Baby Bonding & Mental Health Support for New Mothers
So many parents feel pressure with a newborn to create an immediate deep connection and bond with their baby. We want to help take away some of that pressure.
Did you know healthy, full-term babies are naturally driven to connect? Their smiling, gurgling and cooing noises, and even crying are all signs they want you to respond. Searching for your breast or bottle and seeking eye contact is part of the bonding experience as well.
Baby Bonding: How to Foster Connection
Bonding is the deep connection that unconditional love creates. The importance of parent- or mother-infant bonding is obvious—it’s a vital first step for babies to feel a sense of safety, permanence, confidence, contentment and socialization that will help drive healthy emotional growth. But it doesn’t always happen right away, and that’s okay.
Things that can help you bond with your baby
- Eye contact – Looking into your baby’s eyes will help them connect with you.
- Touch – Skin-to-skin contact, infant massage, stroking your baby’s skin, and bathing your baby are all bonding moments.
- Sound – Talking, reading and singing to your baby are lovely ways to engage.
- Feeding – When breastfeeding or bottle feeding, eye contact, touch and smell are all involved.
- Play – Something as simple as peek-a-boo or making funny faces with your baby count. The interaction holds valuable lessons on socialization and allows them to express emotions.
Watch your baby for cues. They may only be infants new to this world, but they instinctively try and communicate and ask for a response. Even if you don’t know exactly what response they are looking for, responding in any way is part of the bonding process.
Does adoption or surrogacy affect baby bonding?
While baby bonding most often begins in pregnancy, if you adopt your baby or use a surrogate, the same bonding tips apply. You may not have the same head start as pregnant mothers do, but you can use skin-on-skin contact and all the other sensory tips to help the baby get used to and identify with your sounds, scent and feel.
If you use a surrogate, that surrogate can help transition the baby to you by playing certain music or sounds during pregnancy that you then continue once your baby is home. She can sleep with a baby blanket or stuffed animal during pregnancy and then give you that object to use so the baby has a familiar scent.

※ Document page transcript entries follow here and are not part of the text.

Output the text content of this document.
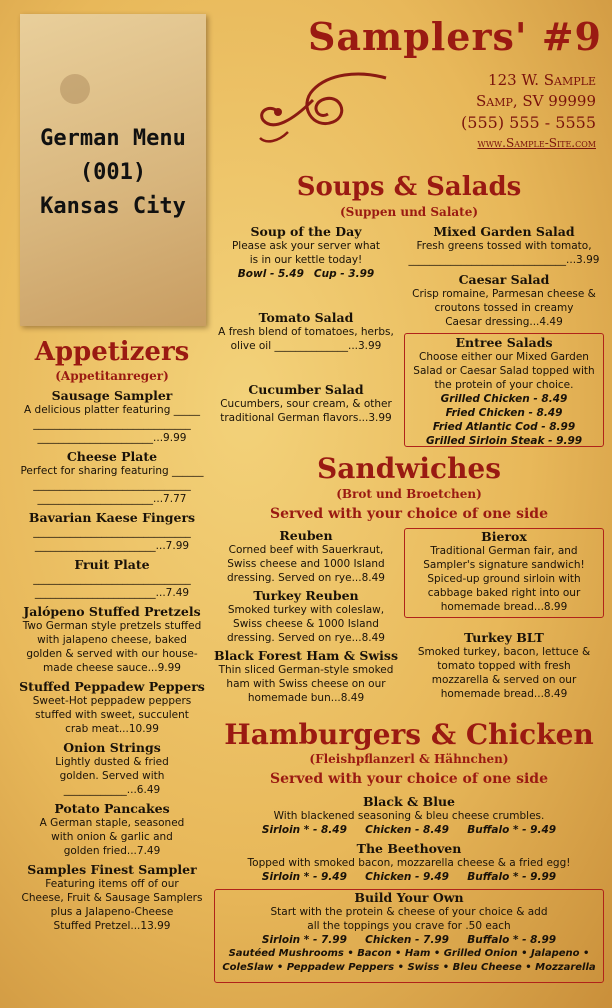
German Menu
(001)
Kansas City
Samplers' #9
123 W. Sample
Samp, SV 99999
(555) 555 - 5555
www.Sample-Site.com
Soups & Salads
(Suppen und Salate)
Soup of the Day
Please ask your server what
is in our kettle today!
Bowl - 5.49 Cup - 3.99
Tomato Salad
A fresh blend of tomatoes, herbs,
olive oil ______________...3.99
Cucumber Salad
Cucumbers, sour cream, & other
traditional German flavors...3.99
Mixed Garden Salad
Fresh greens tossed with tomato,
______________________________...3.99
Caesar Salad
Crisp romaine, Parmesan cheese &
croutons tossed in creamy
Caesar dressing...4.49
Entree Salads
Choose either our Mixed Garden
Salad or Caesar Salad topped with
the protein of your choice.
Grilled Chicken - 8.49
Fried Chicken - 8.49
Fried Atlantic Cod - 8.99
Grilled Sirloin Steak - 9.99
Appetizers
(Appetitanreger)
Sausage Sampler
A delicious platter featuring _____
______________________________
______________________...9.99
Cheese Plate
Perfect for sharing featuring ______
______________________________
______________________...7.77
Bavarian Kaese Fingers
______________________________
_______________________...7.99
Fruit Plate
______________________________
_______________________...7.49
Jalópeno Stuffed Pretzels
Two German style pretzels stuffed
with jalapeno cheese, baked
golden & served with our house-
made cheese sauce...9.99
Stuffed Peppadew Peppers
Sweet-Hot peppadew peppers
stuffed with sweet, succulent
crab meat...10.99
Onion Strings
Lightly dusted & fried
golden. Served with
____________...6.49
Potato Pancakes
A German staple, seasoned
with onion & garlic and
golden fried...7.49
Samples Finest Sampler
Featuring items off of our
Cheese, Fruit & Sausage Samplers
plus a Jalapeno-Cheese
Stuffed Pretzel...13.99
Sandwiches
(Brot und Broetchen)
Served with your choice of one side
Reuben
Corned beef with Sauerkraut,
Swiss cheese and 1000 Island
dressing. Served on rye...8.49
Turkey Reuben
Smoked turkey with coleslaw,
Swiss cheese & 1000 Island
dressing. Served on rye...8.49
Black Forest Ham & Swiss
Thin sliced German-style smoked
ham with Swiss cheese on our
homemade bun...8.49
Bierox
Traditional German fair, and
Sampler's signature sandwich!
Spiced-up ground sirloin with
cabbage baked right into our
homemade bread...8.99
Turkey BLT
Smoked turkey, bacon, lettuce &
tomato topped with fresh
mozzarella & served on our
homemade bread...8.49
Hamburgers & Chicken
(Fleishpflanzerl & Hähnchen)
Served with your choice of one side
Black & Blue
With blackened seasoning & bleu cheese crumbles.
Sirloin * - 8.49     Chicken - 8.49     Buffalo * - 9.49
The Beethoven
Topped with smoked bacon, mozzarella cheese & a fried egg!
Sirloin * - 9.49     Chicken - 9.49     Buffalo * - 9.99
Build Your Own
Start with the protein & cheese of your choice & add
all the toppings you crave for .50 each
Sirloin * - 7.99     Chicken - 7.99     Buffalo * - 8.99
Sautéed Mushrooms • Bacon • Ham • Grilled Onion • Jalapeno •
ColeSlaw • Peppadew Peppers • Swiss • Bleu Cheese • Mozzarella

Some people suggest doing a physical transfer as well, where the baby is placed on the surrogate’s chest after birth and then once the baby is calm and stable, the surrogate can pass the baby to you to hold against your skin. Do what is most comfortable and practical for your parent-surrogate relationship.
Things that can slow baby bonding
- A lack of support and time
- Health issues in the baby or parent
- Poor sleep for baby or parents
- Feelings of stress and anxiety
- Grief from infertility issues and needing surrogacy or adoption
- Lack of a parental role model including abuse as a child
- Postpartum depression
Moms, if you’re having trouble sleeping at night or feel distracted during the day due to post-birth pain, you can use the same spray nurses in the hospital likely used on you for pain relief. Dermoplast® Postpartum Spray relieves pain and cools and comforts sensitive areas around your vagina that were stitched or sore after birth.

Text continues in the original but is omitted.